IDBS Blog | 1st November 2017
How to minimize mistakes in scientific R&D
In his epic novel Ulysses, author James Joyce wrote that mistakes “are the portals of discovery”. He’s wrong. Okay, it’s slightly contentious (and perhaps slightly ambitious) to call out a literary giant, but hear me out…
In the pharmaceutical industry, creating a successful new drug takes 10 years on average and costs $2.6 billion. So, it’s vitally important that all information is created, captured and recorded correctly. But what about when it’s not?
We all know mistakes happen, and many of the mistakes that happen in the lab are preventable. The most common areas are also the easiest to eliminate: data errors. Data errors can be costly and time consuming to put right, with poor quality data, redundant data and lost data costing companies anywhere from 15%-20% of their operating budget. Sorry Mr Joyce, but data mistakes don’t sound like a portal of discovery to me, they sound like a very expensive recipe for disaster!
Here are our top tips for minimizing mistakes in scientific R&D:
Don’t put pen to paper
Use an electronic solution to reduce mistakes. These days, most people can type faster than they write, and it’s easier to read typed notes than handwriting too! Up to 52% of handwritten words are illegible, so it’s easy to see how this leads to problems with clean record keeping (the reproducibility crisis, anyone? More on that below). It’s also easier to add to typed notes and you can track additions over time.
Capture and store all data results
Capture all measurable results from research for reference. We’ve previously written about why scientists should share failures, and we maintain that recording what has and hasn’t worked is a simple but effective way to increase R&D productivity in laboratories. Failed experiments are nothing be ashamed of. In fact, whether relevant to the original hypothesis or not, colleagues might be able to use by-product data for other purposes. An electronic lab notebook (ELN) facilitates complete data capture, a process that isn’t as practical when completed using traditional note-taking methods. And, by recording all data electronically, you have a source of all information should anything ever go wrong, making it far easier to identify and remedy errors.

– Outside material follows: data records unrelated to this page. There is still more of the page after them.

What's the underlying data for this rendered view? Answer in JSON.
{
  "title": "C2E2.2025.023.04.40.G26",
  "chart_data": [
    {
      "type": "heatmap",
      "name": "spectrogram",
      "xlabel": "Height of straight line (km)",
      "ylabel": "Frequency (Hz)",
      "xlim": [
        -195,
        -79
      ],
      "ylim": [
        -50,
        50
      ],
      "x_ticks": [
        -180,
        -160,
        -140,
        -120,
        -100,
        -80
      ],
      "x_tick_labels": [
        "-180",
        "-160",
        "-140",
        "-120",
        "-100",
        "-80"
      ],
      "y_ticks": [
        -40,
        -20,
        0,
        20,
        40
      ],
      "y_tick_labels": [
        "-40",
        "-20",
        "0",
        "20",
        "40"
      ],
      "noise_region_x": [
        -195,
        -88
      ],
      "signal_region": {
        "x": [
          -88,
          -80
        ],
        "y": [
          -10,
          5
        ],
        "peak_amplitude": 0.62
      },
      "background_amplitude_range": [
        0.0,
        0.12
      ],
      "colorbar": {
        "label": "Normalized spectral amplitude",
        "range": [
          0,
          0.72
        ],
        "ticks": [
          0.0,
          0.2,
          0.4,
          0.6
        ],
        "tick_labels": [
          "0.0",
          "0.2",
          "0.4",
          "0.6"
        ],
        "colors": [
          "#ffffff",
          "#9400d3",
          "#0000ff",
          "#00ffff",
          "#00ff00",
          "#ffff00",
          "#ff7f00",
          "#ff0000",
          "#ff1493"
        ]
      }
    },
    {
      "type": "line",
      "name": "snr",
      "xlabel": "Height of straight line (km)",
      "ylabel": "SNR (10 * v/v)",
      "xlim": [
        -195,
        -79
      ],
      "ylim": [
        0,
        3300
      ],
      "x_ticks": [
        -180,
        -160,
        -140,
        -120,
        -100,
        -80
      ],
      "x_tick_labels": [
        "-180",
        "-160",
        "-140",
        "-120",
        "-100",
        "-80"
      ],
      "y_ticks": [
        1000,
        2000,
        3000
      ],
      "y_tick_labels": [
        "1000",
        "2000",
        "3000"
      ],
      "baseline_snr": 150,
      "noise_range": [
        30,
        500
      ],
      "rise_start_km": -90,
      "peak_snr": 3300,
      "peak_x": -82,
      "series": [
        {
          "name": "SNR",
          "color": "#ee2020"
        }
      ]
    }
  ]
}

Simplify the data entry process
Restrict the number of options within a field to limit potential errors and help standardize information. With digital data entry, it is as simple as providing a drop-down list of fields, where only one is available for selection. This also has the advantage of standardizing formatting in your organization.
Audit data regularly
Proactively perform data audits on a regular basis to see what information needs to be fixed and which areas of your data entry processes need improvement. Integrating audits into your data management will also help to mitigate security and compliance issues.
Automate where possible
With advances in technology and software, automation has become more accessible, and more organizations are investing in automation strategies to improve their operations and services. By automating processes and streamlining data capture, organizations reduce the number one cause of error in a process – humans. A common cause of deviation stems from transcription errors – humans transcribing data from one system to another, typically via a paper-based system.
Use the cloud for collaborative projects
Collaboration projects can cause all kinds of logistical problems – with various parties needing to co-ordinate activities and transfer data and reports. There’s also likely to be someone within your organization tasked with processing these documents and ensuring they are distributed to each relevant corporate repository. This is a time-consuming process and can introduce more opportunities for data loss and corruption. By using a cloud-based solution, you can ensure everyone is using the same file types and remove any manual intervention (like copy and pasting information out of spreadsheets).